For Maxus, which sees at least 15 per cent of its total billing coming from digital globally, it is not just an area of focus, it’s an obsession.
Global growth story
India, where Maxus retained the Vodafone account this year, and the UK, where the agency saw some wins including that of L’oreal in 2013, ‘are pretty much on auto pilot’. The UK operation has moved from 40 people to over 200 in a span of about a couple of years, with the wins also having a positive rub off in other parts of Europe.
The US is admittedly a focus market for the agency, which explains in part why the global CEO is based there. There have been business wins in the US (including NBC Universal) and Canada too (including Maple Leaf, Bank of Montreal). The relationship with Jetstar has flown from Australia to Apac now.
Terming the US, Germany, China as some of the high potential growth markets for Maxus, which was nurtured to be the fourth network within GroupM, Sakhuja says Maxus might give some of them extra attention now – including assigning global resources and even P&L breaks if need be. That’s the extent of focus on growth. Also on the radar are Spain, Russia and Australia. The agency opened up a few offices last year, taking the count to 70 globally.
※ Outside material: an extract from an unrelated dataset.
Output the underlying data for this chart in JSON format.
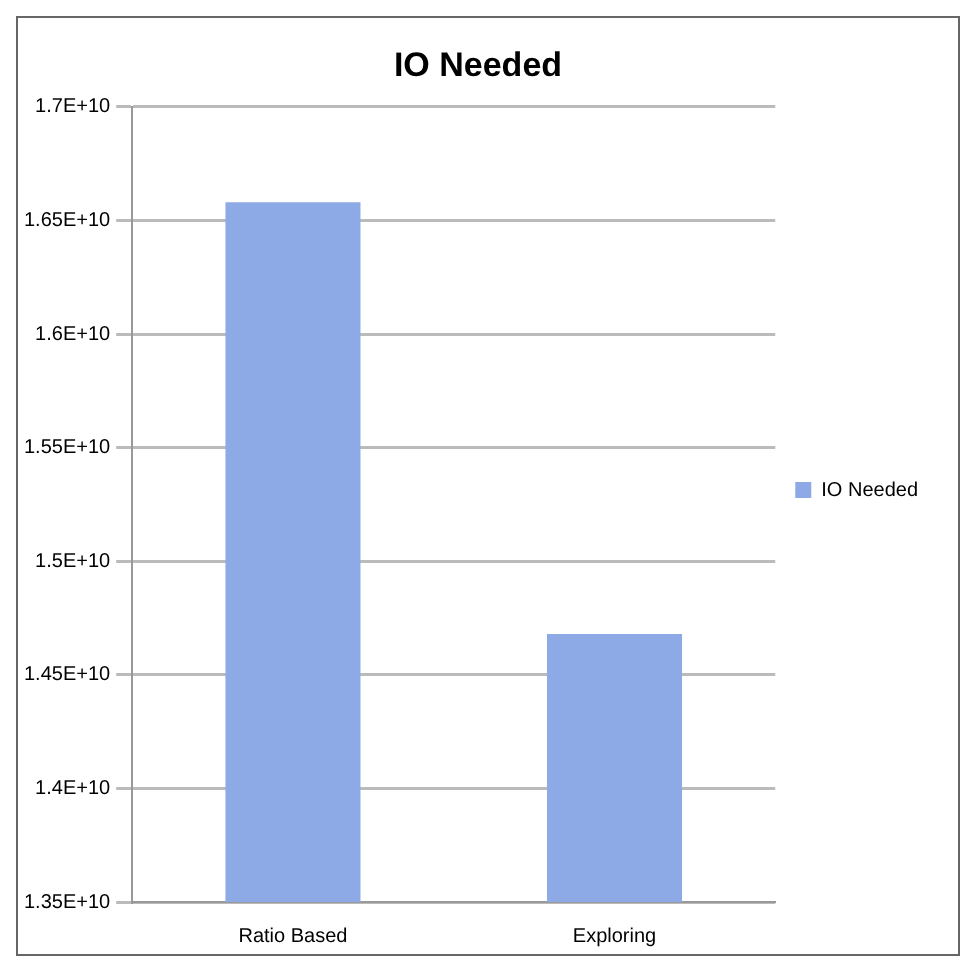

For the man who was based in India, albeit with a South Asia remit, the US market was a ‘colossal growth opportunity for Maxus’ to pass up. The move seems to be working. Disclosing that being located in New York also helps get things done on both client and agency fronts better, he recalls the days of being in Mumbai - where ‘moving up and down a few floors in the same building got things done quicker than sending e-mails and scheduling meetings’.
He surmises, “Fortunately, my wife is loving it. That’s important.”
(Published in the issue of Campaign India dated 25 July 2014.)